Celecoxib modulates hypertrophic signalling and prevents load‐induced cardiac dysfunction

In human hearts, the transition from cardiac hypertrophy to advanced heart failure (HF) is accompanied by a tremendous increase in Akt phosphorylation. In non‐myocardial tissue, the cyclooxygenase (COX)‐2 inhibitor celecoxib has been shown to COX‐independently inhibit Akt signalling. We studied the effects of celecoxib on Akt signalling and hypertrophic response in myocardium. In rabbit isolated cardiac myocytes celecoxib concentration‐dependently (10–100 μmol/L) inhibited the insulin‐induced increase in phosphorylation of Akt and its downstream targets, GSK‐3β and p70 S6 kinase, by reducing the phosphorylation level of the upstream regulator PTEN. Inhibition of Akt signalling was accompanied by a significant suppression of characteristic features of cardiac hypertrophy: Celecoxib concentration‐dependently suppressed the agonist‐induced enhancement of total protein synthesis and BNP mRNA expression.

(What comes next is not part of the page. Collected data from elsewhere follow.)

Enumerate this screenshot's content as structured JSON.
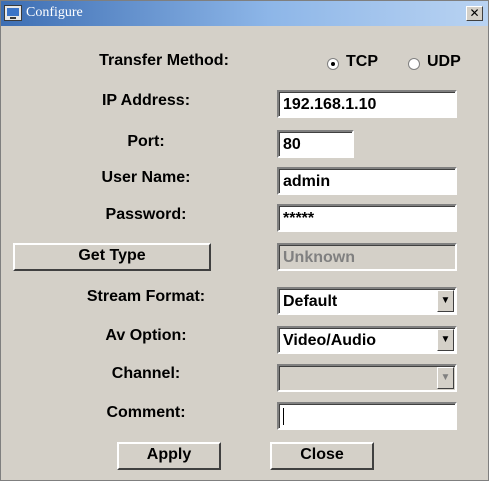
{
  "window": {
    "title": "Configure",
    "close_glyph": "✕"
  },
  "transfer": {
    "label": "Transfer Method:",
    "options": [
      {
        "label": "TCP",
        "selected": true
      },
      {
        "label": "UDP",
        "selected": false
      }
    ]
  },
  "ip": {
    "label": "IP Address:",
    "value": "192.168.1.10"
  },
  "port": {
    "label": "Port:",
    "value": "80"
  },
  "username": {
    "label": "User Name:",
    "value": "admin"
  },
  "password": {
    "label": "Password:",
    "value": "*****"
  },
  "get_type": {
    "button_label": "Get Type",
    "value": "Unknown"
  },
  "stream_format": {
    "label": "Stream Format:",
    "value": "Default"
  },
  "av_option": {
    "label": "Av Option:",
    "value": "Video/Audio"
  },
  "channel": {
    "label": "Channel:",
    "value": ""
  },
  "comment": {
    "label": "Comment:",
    "value": ""
  },
  "buttons": {
    "apply": "Apply",
    "close": "Close"
  },
  "icons": {
    "app": "monitor-icon",
    "dropdown": "chevron-down-icon",
    "close": "close-icon"
  },
  "colors": {
    "titlebar_start": "#3d6eb3",
    "titlebar_end": "#b9d3f2",
    "dialog_bg": "#d4d0c8"
  }
}
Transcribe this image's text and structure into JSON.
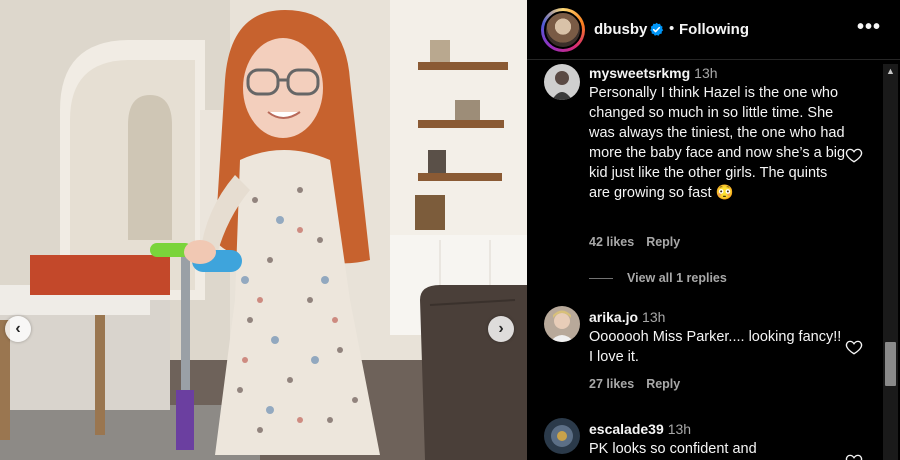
{
  "post": {
    "username": "dbusby",
    "verified": true,
    "separator": "•",
    "follow_status": "Following",
    "more_icon": "more-horizontal-icon"
  },
  "carousel": {
    "prev_icon": "‹",
    "next_icon": "›"
  },
  "comments": [
    {
      "username": "mysweetsrkmg",
      "time": "13h",
      "text": "Personally I think Hazel is the one who changed so much in so little time. She was always the tiniest, the one who had more the baby face and now she’s a big kid just like the other girls. The quints are growing so fast 😳",
      "likes": "42 likes",
      "reply": "Reply",
      "view_replies": "View all 1 replies"
    },
    {
      "username": "arika.jo",
      "time": "13h",
      "text": "Ooooooh Miss Parker.... looking fancy!! I love it.",
      "likes": "27 likes",
      "reply": "Reply"
    },
    {
      "username": "escalade39",
      "time": "13h",
      "text": "PK looks so confident and"
    }
  ],
  "colors": {
    "background": "#000000",
    "text_primary": "#f5f5f5",
    "text_secondary": "#a8a8a8",
    "verified_blue": "#0095f6"
  }
}
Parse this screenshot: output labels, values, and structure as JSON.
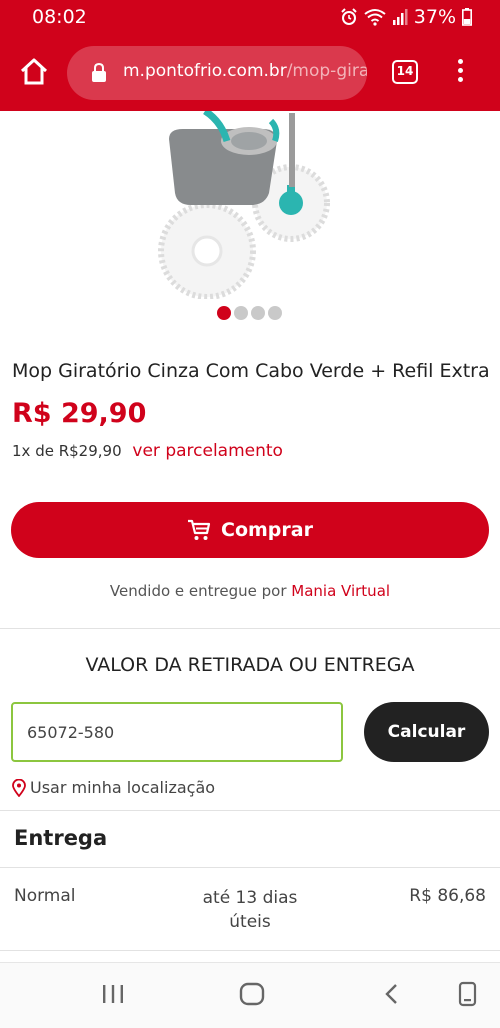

In mice (C57BL/6NCrl) subjected to left ventricular (LV) pressure overload by aortic banding, celecoxib treatment (50 mg·kg −1 ·d −1 ) significantly attenuated LV dilation and contractile dysfunction compared with placebo‐treated mice. Moreover, celecoxib significantly reduced mortality 8 weeks after banding. Thus, celecoxib can be used to titrate Akt signalling and hypertrophic response in myocardium. It reduces load‐induced LV dilation, contractile dysfunction and mortality in vivo . This may have clinical implications for the prevention and treatment of maladaptive hypertrophy and its progression to HF in humans.